Role of ryanodine receptors in acidic pH‐induced dilation of brain parenchymal arterioles

Abstract

Ryanodine receptors (RyRs) are Ca2+ permeable channels in the sarcoplasmic reticulum. RyRs regulate vascular smooth muscle cell (VSMC) membrane potential through their localized Ca2+‐release events, termed Ca2+ sparks, which activate hyperpolarizing BK currents leading to vasodilation. This mechanism is clearly demonstrated by the non‐additive constrictions induced by RyR or BK channel blockers in pressurized pial arteries. However these blockers have little effect on the diameter of pressurized parenchymal arterioles (PAs) from the brain, even though functional BK channels and RyRs are present.
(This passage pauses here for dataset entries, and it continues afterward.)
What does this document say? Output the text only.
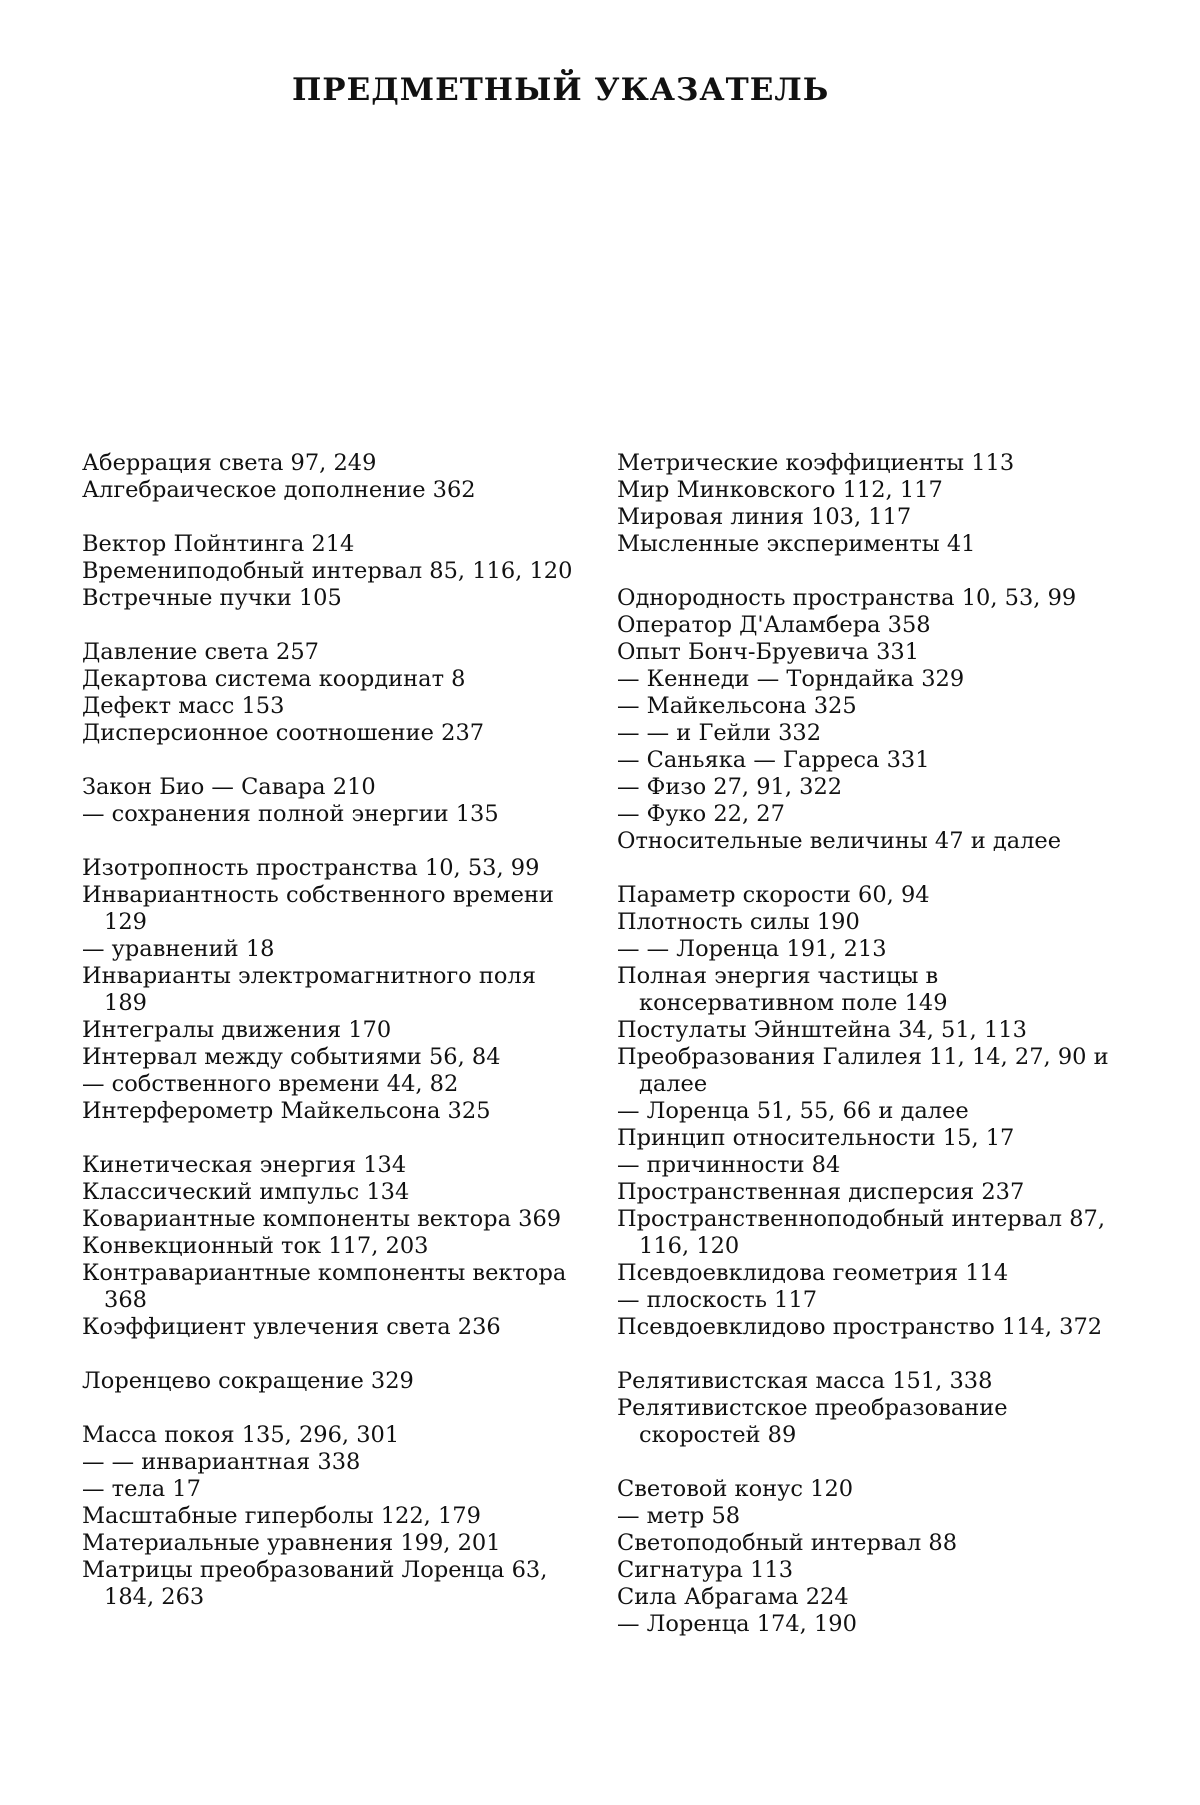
ПРЕДМЕТНЫЙ УКАЗАТЕЛЬ
Аберрация света 97, 249
Алгебраическое дополнение 362
Вектор Пойнтинга 214
Времениподобный интервал 85, 116, 120
Встречные пучки 105
Давление света 257
Декартова система координат 8
Дефект масс 153
Дисперсионное соотношение 237
Закон Био — Савара 210
— сохранения полной энергии 135
Изотропность пространства 10, 53, 99
Инвариантность собственного времени 129
— уравнений 18
Инварианты электромагнитного поля 189
Интегралы движения 170
Интервал между событиями 56, 84
— собственного времени 44, 82
Интерферометр Майкельсона 325
Кинетическая энергия 134
Классический импульс 134
Ковариантные компоненты вектора 369
Конвекционный ток 117, 203
Контравариантные компоненты вектора 368
Коэффициент увлечения света 236
Лоренцево сокращение 329
Масса покоя 135, 296, 301
— — инвариантная 338
— тела 17
Масштабные гиперболы 122, 179
Материальные уравнения 199, 201
Матрицы преобразований Лоренца 63, 184, 263
Метрические коэффициенты 113
Мир Минковского 112, 117
Мировая линия 103, 117
Мысленные эксперименты 41
Однородность пространства 10, 53, 99
Оператор Д'Аламбера 358
Опыт Бонч-Бруевича 331
— Кеннеди — Торндайка 329
— Майкельсона 325
— — и Гейли 332
— Саньяка — Гарреса 331
— Физо 27, 91, 322
— Фуко 22, 27
Относительные величины 47 и далее
Параметр скорости 60, 94
Плотность силы 190
— — Лоренца 191, 213
Полная энергия частицы в консервативном поле 149
Постулаты Эйнштейна 34, 51, 113
Преобразования Галилея 11, 14, 27, 90 и далее
— Лоренца 51, 55, 66 и далее
Принцип относительности 15, 17
— причинности 84
Пространственная дисперсия 237
Пространственноподобный интервал 87, 116, 120
Псевдоевклидова геометрия 114
— плоскость 117
Псевдоевклидово пространство 114, 372
Релятивистская масса 151, 338
Релятивистское преобразование скоростей 89
Световой конус 120
— метр 58
Светоподобный интервал 88
Сигнатура 113
Сила Абрагама 224
— Лоренца 174, 190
At normal pH (7.4), VSMCs in pressurized PAs exhibit largely Ca2+ waves but not Ca2+ sparks. Alkaline pH has been shown to shift Ca2+ sparks to Ca2+ waves in pial arteries. Therefore, we hypothesized that acidic pH might dilate PAs by reshaping the intracellular Ca2+ dynamic from Ca2+ waves to Ca2+ sparks, thereby activating BK channels. As predicted, reducing extracellular pH from 7.4 to 7.0 dramatically decreased Ca2+ wave activity, and increased spark activity. Acidic pH caused a dilation of up to 70% of the maximal diameter, and this dilation was inhibited by about 60% by BK or RyR blockers. These findings suggest that RyRs play a major role in the acidic pH‐induced dilation of PAs through Ca2+ spark‐mediated activation of BK channels. Supported by AHA 09POST2290090 (FD) and the NIH HL095488, HL44455 and HL58231.